When I first started writing professionally, I was surprised by how many different ways there are to measure text. Over the years, I've learned that each metric tells a different story about your writing. Let me break down what we're actually counting here:
Characters (Total)
Every single thing you type counts: letters, numbers, punctuation, spaces, tabs, even line breaks. This is what Twitter counts for their 280-character limit. If you write "Hello, world!" that's 13 characters: H-e-l-l-o-,-space-w-o-r-l-d-!
Characters (No Spaces)
This removes all space characters: regular spaces, tabs, line breaks.

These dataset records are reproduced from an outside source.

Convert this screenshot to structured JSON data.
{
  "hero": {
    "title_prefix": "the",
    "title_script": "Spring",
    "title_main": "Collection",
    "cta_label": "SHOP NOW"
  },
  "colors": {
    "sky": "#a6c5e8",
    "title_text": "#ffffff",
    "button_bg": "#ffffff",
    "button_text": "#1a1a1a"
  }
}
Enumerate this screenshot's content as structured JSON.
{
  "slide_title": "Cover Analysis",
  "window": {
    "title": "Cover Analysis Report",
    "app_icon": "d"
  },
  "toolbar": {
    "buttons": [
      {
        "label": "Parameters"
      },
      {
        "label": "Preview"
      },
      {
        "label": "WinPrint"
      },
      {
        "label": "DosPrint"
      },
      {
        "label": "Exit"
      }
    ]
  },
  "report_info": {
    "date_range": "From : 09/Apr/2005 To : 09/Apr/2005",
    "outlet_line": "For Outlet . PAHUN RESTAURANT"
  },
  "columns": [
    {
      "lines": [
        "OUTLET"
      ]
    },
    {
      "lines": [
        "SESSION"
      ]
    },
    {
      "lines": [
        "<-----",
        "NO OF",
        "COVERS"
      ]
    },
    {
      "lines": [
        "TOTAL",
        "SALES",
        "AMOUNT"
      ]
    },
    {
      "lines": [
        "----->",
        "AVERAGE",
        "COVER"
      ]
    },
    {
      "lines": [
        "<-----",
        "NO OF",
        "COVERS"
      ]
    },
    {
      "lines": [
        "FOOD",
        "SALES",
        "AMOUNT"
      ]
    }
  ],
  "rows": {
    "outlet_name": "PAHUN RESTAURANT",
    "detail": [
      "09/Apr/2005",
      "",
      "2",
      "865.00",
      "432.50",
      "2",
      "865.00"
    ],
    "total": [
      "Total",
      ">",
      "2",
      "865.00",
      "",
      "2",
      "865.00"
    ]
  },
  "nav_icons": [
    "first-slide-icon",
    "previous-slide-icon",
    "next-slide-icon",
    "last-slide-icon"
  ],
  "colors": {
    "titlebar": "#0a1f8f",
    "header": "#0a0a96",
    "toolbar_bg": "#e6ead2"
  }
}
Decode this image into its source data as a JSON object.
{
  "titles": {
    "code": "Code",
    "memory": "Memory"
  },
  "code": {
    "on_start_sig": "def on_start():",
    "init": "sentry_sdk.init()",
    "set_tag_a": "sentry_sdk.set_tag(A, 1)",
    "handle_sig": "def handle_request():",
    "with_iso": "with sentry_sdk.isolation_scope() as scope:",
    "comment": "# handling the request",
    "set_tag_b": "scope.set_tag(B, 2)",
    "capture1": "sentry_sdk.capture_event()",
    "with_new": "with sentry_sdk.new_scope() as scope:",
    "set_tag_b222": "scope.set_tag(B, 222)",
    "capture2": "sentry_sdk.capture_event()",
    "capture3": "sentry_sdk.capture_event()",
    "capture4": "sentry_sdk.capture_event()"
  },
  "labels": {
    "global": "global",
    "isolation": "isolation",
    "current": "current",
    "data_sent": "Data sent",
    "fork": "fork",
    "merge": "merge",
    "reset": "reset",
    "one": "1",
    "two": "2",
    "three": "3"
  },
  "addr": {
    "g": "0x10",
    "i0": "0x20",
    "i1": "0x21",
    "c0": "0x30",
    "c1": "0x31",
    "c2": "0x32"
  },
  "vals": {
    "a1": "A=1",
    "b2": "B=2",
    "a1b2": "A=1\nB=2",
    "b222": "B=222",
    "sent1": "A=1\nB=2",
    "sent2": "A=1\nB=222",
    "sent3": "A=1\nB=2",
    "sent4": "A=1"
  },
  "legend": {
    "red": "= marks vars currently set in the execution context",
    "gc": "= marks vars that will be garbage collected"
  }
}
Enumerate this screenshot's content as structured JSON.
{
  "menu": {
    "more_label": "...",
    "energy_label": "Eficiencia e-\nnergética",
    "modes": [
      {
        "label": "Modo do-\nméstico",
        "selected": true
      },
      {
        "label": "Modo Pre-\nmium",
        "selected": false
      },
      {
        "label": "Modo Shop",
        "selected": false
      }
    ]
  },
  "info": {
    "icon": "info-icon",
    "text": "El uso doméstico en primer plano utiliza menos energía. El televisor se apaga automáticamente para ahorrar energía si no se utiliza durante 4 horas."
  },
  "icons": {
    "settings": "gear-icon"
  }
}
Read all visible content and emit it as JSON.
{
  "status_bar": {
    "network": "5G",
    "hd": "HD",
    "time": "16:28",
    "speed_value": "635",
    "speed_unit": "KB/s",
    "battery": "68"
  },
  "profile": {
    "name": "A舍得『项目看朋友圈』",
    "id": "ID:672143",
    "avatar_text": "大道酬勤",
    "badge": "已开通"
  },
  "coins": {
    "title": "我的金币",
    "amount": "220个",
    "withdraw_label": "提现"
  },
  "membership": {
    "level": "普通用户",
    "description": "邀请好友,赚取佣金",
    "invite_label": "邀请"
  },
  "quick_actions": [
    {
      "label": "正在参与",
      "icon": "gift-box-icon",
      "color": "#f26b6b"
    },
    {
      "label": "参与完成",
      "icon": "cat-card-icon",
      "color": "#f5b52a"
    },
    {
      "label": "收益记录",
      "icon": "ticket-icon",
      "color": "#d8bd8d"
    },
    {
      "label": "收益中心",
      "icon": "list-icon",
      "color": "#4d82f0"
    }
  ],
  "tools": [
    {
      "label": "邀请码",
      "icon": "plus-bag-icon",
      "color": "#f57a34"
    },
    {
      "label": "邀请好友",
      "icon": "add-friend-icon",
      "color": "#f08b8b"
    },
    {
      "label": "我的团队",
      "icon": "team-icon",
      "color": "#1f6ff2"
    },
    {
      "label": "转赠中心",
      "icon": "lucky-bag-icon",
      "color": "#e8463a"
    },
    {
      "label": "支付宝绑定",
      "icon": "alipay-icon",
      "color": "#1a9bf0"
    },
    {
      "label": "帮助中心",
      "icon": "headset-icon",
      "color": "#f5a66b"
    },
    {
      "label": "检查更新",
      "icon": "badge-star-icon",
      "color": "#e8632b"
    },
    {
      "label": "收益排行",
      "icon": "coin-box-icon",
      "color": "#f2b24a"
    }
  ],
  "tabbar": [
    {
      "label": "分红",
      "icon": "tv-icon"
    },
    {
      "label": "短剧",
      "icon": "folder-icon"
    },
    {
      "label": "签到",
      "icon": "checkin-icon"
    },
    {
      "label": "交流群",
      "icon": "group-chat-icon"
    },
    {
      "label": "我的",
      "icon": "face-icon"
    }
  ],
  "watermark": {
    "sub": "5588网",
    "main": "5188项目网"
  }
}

Useful for platforms with strict character limits where spaces "cost" the same as letters. "Hello, world!" becomes 12 characters here (no space counted).
Words
Any sequence of characters separated by spaces or punctuation. "Don't" is one word. "Hello-world" is one word. "123" is a word. This is what matters for most writing assignments, blog posts, and reading time estimates.
Sentences & Paragraphs
Sentences end with periods, question marks, or exclamation marks. Paragraphs are blocks of text separated by blank lines. These metrics help you structure your writing for better readability and flow.
Real-World Example
Take this text: "I love pizza. It's delicious!"
• Characters: 24 (including spaces and punctuation)
• Characters (no spaces): 21
• Words: 5 ("I", "love", "pizza", "It's", "delicious")
• Sentences: 2
• Paragraphs: 1
Each number gives you different insight into your writing.